Two-Sample Testing with a Graph-Based Total Variation Integral Probability Metric

TL;DR

This paper introduces a graph-based two-sample test using total variation integral probability metrics, demonstrating its optimality for detecting certain distribution differences with theoretical guarantees and empirical validation.

Contribution

It proposes the graph TV test, a novel nonparametric method that is minimax rate-optimal for TV IPM separated alternatives, outperforming traditional tests like chi-squared.

Findings

The graph TV test is minimax rate-optimal for TV IPM separation.

It is optimal for detecting spatially localized alternatives.

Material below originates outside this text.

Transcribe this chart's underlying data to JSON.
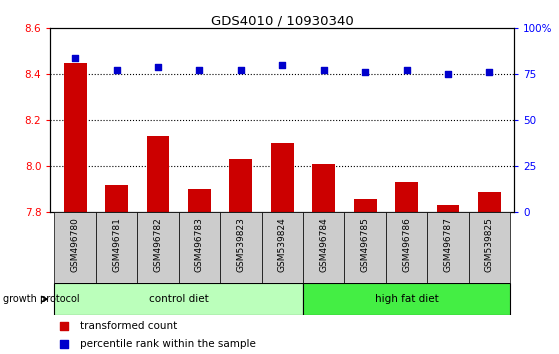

Numerical experiments confirm theoretical results.

Abstract

We consider a novel multivariate nonparametric two-sample testing problem where, under the alternative, distributions $P$ and $Q$ are separated in an integral probability metric over functions of bounded total variation (TV IPM). We propose a new test, the graph TV test, which uses a graph-based approximation to the TV IPM as its test statistic. We show that this test, computed with an $\varepsilon$-neighborhood graph and calibrated by permutation, is minimax rate-optimal for detecting alternatives separated in the TV IPM. As an important special case, we show that this implies the graph TV test is optimal for detecting spatially localized alternatives, whereas the $\chi^2$ test is provably suboptimal. Our theory is supported with numerical experiments on simulated and real data.